The out Democrat helped craft legislation passed Wednesday by the Florida House of Representatives that would prohibit minors under the age of 16 to open social media accounts. It would also require the platforms to delete any existing accounts registered to minors in that age group right now.

The bill was championed by Republican House Speaker Paul Renner, who has fought Rayner on a variety of anti-LGBTQ+ bills passed in the last year from an expansion of Florida’s “don’t say gay” law to gender segregation of public restrooms. Rayner famously called a host of discriminatory bills passed in 2023 as a “Thunderdome of Hate.”

But she’s also been outspoken on the impact of social media on the mental health of youth. She has worked on prior youth protection legislation with the Republican sponsor of the social media ban, Florida state Rep. Tyler Sirois. He turned to Rayner, a civil rights attorney, to craft legislation that could block minors from accessing social media without running afoul of the Constitution.

Rayner in debate on the House floor this week made a flip comment about when children enjoy the full protection of constitutional rights — the Supreme Court has ruled they can be overruled for children when there’s a compelling state interest — and she invoked her own childhood.

“I grew up in a household where my mama told me that until I paid some bills at her house, I didn’t really have any First Amendment rights,” Rayner said on the floor.

That prompted scorn not only for Rayner, but her mother, who died last May. Today, she read some of those comments on the floor.

‘Your mother sucks.’

‘Your mother was wrong.’

‘It's deplorable that you're speaking of your dead mother.’

‘Your mother was stupid.’

“And I had to respond, ‘well, thank you for your input,’” Rayner recounts.

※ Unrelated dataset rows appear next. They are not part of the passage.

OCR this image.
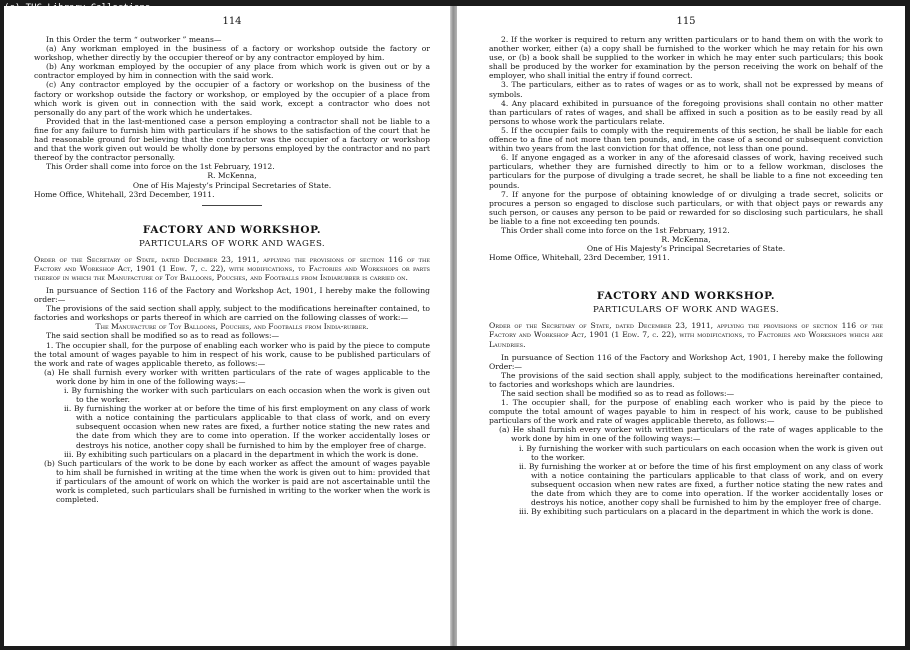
(c) TUC Library Collections
114

In this Order the term “ outworker ” means—

(a) Any workman employed in the business of a factory or workshop outside the factory or workshop, whether directly by the occupier thereof or by any contractor employed by him.

(b) Any workman employed by the occupier of any place from which work is given out or by a contractor employed by him in connection with the said work.

(c) Any contractor employed by the occupier of a factory or workshop on the business of the factory or workshop outside the factory or workshop, or employed by the occupier of a place from which work is given out in connection with the said work, except a contractor who does not personally do any part of the work which he undertakes.

Provided that in the last-mentioned case a person employing a contractor shall not be liable to a fine for any failure to furnish him with particulars if he shows to the satisfaction of the court that he had reasonable ground for believing that the contractor was the occupier of a factory or workshop and that the work given out would be wholly done by persons employed by the contractor and no part thereof by the contractor personally.

This Order shall come into force on the 1st February, 1912.

R. McKenna,

One of His Majesty’s Principal Secretaries of State.

Home Office, Whitehall, 23rd December, 1911.

FACTORY AND WORKSHOP.
PARTICULARS OF WORK AND WAGES.

Order of the Secretary of State, dated December 23, 1911, applying the provisions of section 116 of the Factory and Workshop Act, 1901 (1 Edw. 7, c. 22), with modifications, to Factories and Workshops or parts thereof in which the Manufacture of Toy Balloons, Pouches, and Footballs from Indiarubber is carried on.

In pursuance of Section 116 of the Factory and Workshop Act, 1901, I hereby make the following order:—

The provisions of the said section shall apply, subject to the modifications hereinafter contained, to factories and workshops or parts thereof in which are carried on the following classes of work:—

The Manufacture of Toy Balloons, Pouches, and Footballs from India-rubber.

The said section shall be modified so as to read as follows:—

1. The occupier shall, for the purpose of enabling each worker who is paid by the piece to compute the total amount of wages payable to him in respect of his work, cause to be published particulars of the work and rate of wages applicable thereto, as follows:—

(a) He shall furnish every worker with written particulars of the rate of wages applicable to the work done by him in one of the following ways:—

i. By furnishing the worker with such particulars on each occasion when the work is given out to the worker.

ii. By furnishing the worker at or before the time of his first employment on any class of work with a notice containing the particulars applicable to that class of work, and on every subsequent occasion when new rates are fixed, a further notice stating the new rates and the date from which they are to come into operation. If the worker accidentally loses or destroys his notice, another copy shall be furnished to him by the employer free of charge.

iii. By exhibiting such particulars on a placard in the department in which the work is done.

(b) Such particulars of the work to be done by each worker as affect the amount of wages payable to him shall be furnished in writing at the time when the work is given out to him: provided that if particulars of the amount of work on which the worker is paid are not ascertainable until the work is completed, such particulars shall be furnished in writing to the worker when the work is completed.

115

2. If the worker is required to return any written particulars or to hand them on with the work to another worker, either (a) a copy shall be furnished to the worker which he may retain for his own use, or (b) a book shall be supplied to the worker in which he may enter such particulars; this book shall be produced by the worker for examination by the person receiving the work on behalf of the employer, who shall initial the entry if found correct.

3. The particulars, either as to rates of wages or as to work, shall not be expressed by means of symbols.

4. Any placard exhibited in pursuance of the foregoing provisions shall contain no other matter than particulars of rates of wages, and shall be affixed in such a position as to be easily read by all persons to whose work the particulars relate.

5. If the occupier fails to comply with the requirements of this section, he shall be liable for each offence to a fine of not more than ten pounds, and, in the case of a second or subsequent conviction within two years from the last conviction for that offence, not less than one pound.

6. If anyone engaged as a worker in any of the aforesaid classes of work, having received such particulars, whether they are furnished directly to him or to a fellow workman, discloses the particulars for the purpose of divulging a trade secret, he shall be liable to a fine not exceeding ten pounds.

7. If anyone for the purpose of obtaining knowledge of or divulging a trade secret, solicits or procures a person so engaged to disclose such particulars, or with that object pays or rewards any such person, or causes any person to be paid or rewarded for so disclosing such particulars, he shall be liable to a fine not exceeding ten pounds.

This Order shall come into force on the 1st February, 1912.

R. McKenna,

One of His Majesty’s Principal Secretaries of State.

Home Office, Whitehall, 23rd December, 1911.

FACTORY AND WORKSHOP.
PARTICULARS OF WORK AND WAGES.

Order of the Secretary of State, dated December 23, 1911, applying the provisions of section 116 of the Factory and Workshop Act, 1901 (1 Edw. 7, c. 22), with modifications, to Factories and Workshops which are Laundries.

In pursuance of Section 116 of the Factory and Workshop Act, 1901, I hereby make the following Order:—

The provisions of the said section shall apply, subject to the modifications hereinafter contained, to factories and workshops which are laundries.

The said section shall be modified so as to read as follows:—

1. The occupier shall, for the purpose of enabling each worker who is paid by the piece to compute the total amount of wages payable to him in respect of his work, cause to be published particulars of the work and rate of wages applicable thereto, as follows:—

(a) He shall furnish every worker with written particulars of the rate of wages applicable to the work done by him in one of the following ways:—

i. By furnishing the worker with such particulars on each occasion when the work is given out to the worker.

ii. By furnishing the worker at or before the time of his first employment on any class of work with a notice containing the particulars applicable to that class of work, and on every subsequent occasion when new rates are fixed, a further notice stating the new rates and the date from which they are to come into operation. If the worker accidentally loses or destroys his notice, another copy shall be furnished to him by the employer free of charge.

iii. By exhibiting such particulars on a placard in the department in which the work is done.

Of note, critics of the legislation include LGBTQ+ activists. Maxx Fenning, executive director of PRISM Florida, testified at a committee hearing on January 17 that the bill could restrict youth from accessing valuable sexual health resources.

“We know the kind of content that members of this Legislature find to be inappropriate for minors,” Fenning said, “and oftentimes, that includes LGBTQ+ content and purely educational content about things like sexual health, their identities and the real world around them.”

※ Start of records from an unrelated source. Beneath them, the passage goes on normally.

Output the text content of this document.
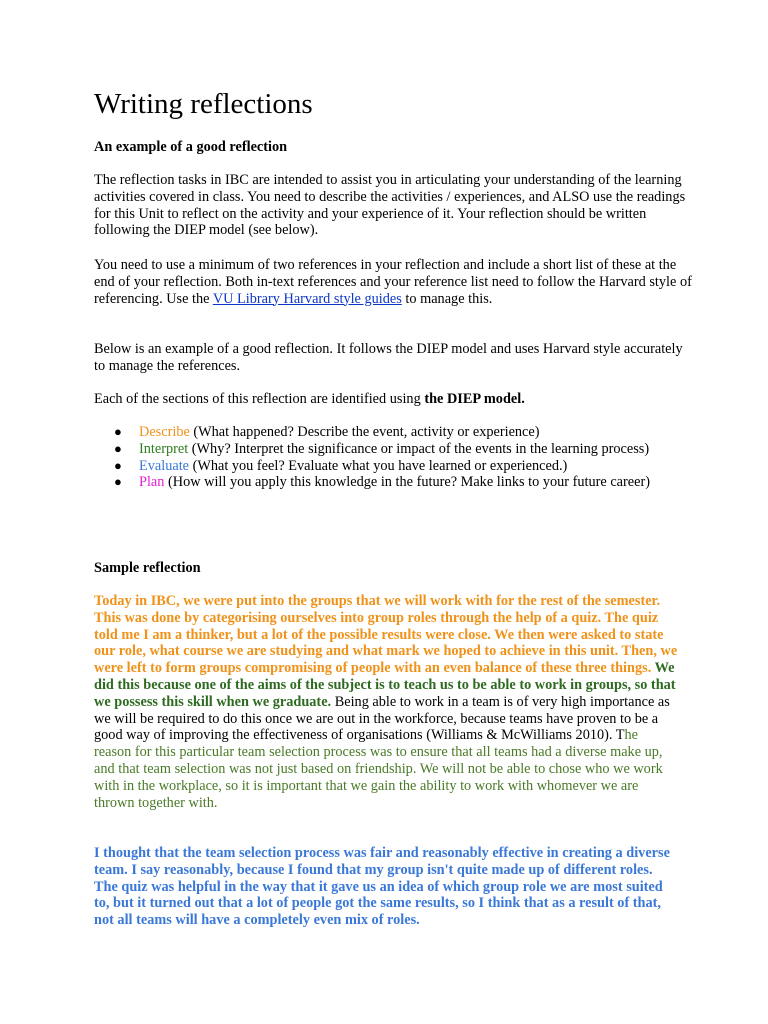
Writing reflections

An example of a good reflection

The reflection tasks in IBC are intended to assist you in articulating your understanding of the learning activities covered in class. You need to describe the activities / experiences, and ALSO use the readings for this Unit to reflect on the activity and your experience of it. Your reflection should be written following the DIEP model (see below).

You need to use a minimum of two references in your reflection and include a short list of these at the end of your reflection. Both in-text references and your reference list need to follow the Harvard style of referencing. Use the VU Library Harvard style guides to manage this.

Below is an example of a good reflection. It follows the DIEP model and uses Harvard style accurately to manage the references.

Each of the sections of this reflection are identified using the DIEP model.

● Describe (What happened? Describe the event, activity or experience)
● Interpret (Why? Interpret the significance or impact of the events in the learning process)
● Evaluate (What you feel? Evaluate what you have learned or experienced.)
● Plan (How will you apply this knowledge in the future? Make links to your future career)

Sample reflection

Today in IBC, we were put into the groups that we will work with for the rest of the semester. This was done by categorising ourselves into group roles through the help of a quiz. The quiz told me I am a thinker, but a lot of the possible results were close. We then were asked to state our role, what course we are studying and what mark we hoped to achieve in this unit. Then, we were left to form groups compromising of people with an even balance of these three things. We did this because one of the aims of the subject is to teach us to be able to work in groups, so that we possess this skill when we graduate. Being able to work in a team is of very high importance as we will be required to do this once we are out in the workforce, because teams have proven to be a good way of improving the effectiveness of organisations (Williams & McWilliams 2010). The reason for this particular team selection process was to ensure that all teams had a diverse make up, and that team selection was not just based on friendship. We will not be able to chose who we work with in the workplace, so it is important that we gain the ability to work with whomever we are thrown together with.

I thought that the team selection process was fair and reasonably effective in creating a diverse team. I say reasonably, because I found that my group isn't quite made up of different roles. The quiz was helpful in the way that it gave us an idea of which group role we are most suited to, but it turned out that a lot of people got the same results, so I think that as a result of that, not all teams will have a completely even mix of roles.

Rayner, though, said the ills of social media outweigh the positives. She said it’s important to remember that companies behind platforms ultimately care more about mining data than building welcoming communities and will choose to improve the bottom line over preserving mental health every time.

“I have to be clear with you they are doing it on the backs of our children and they don't care,” Rayner said. “These companies are aware of their addictive design and deceptive patterns with autoplay and infinite scroll, and they often use updates to increase the addictiveness.”

She also specifically cited tragedies impacting LGBTQ+ that stemmed from social media. Those included the death of Tyler Clementi, a gay Rutgers freshman who died by suicide after a roommate live-streamed video of him having sex with another man and posted it on Twitter.

More to the point with youth, she told the story of Rebecca Sedwick, a Florida 12-year-old who died by suicide following cyberbullying, and of Channing Smith, a Tennessee teenager outed as bisexual when friends shared private text messages online who also died by suicide.

“I want you to look at their parents and say that the First Amendment's and that judicial scrutiny is more important than their child's life,” Rayner said. “I want you to look in their face and say, ‘Well, you know, because we don't really know, we don't really understand, we're just not going to act because your child's life is not that important.

“The fight for our children. The fight to protect them on social media is a fight that I will take every day and twice on Sundays.”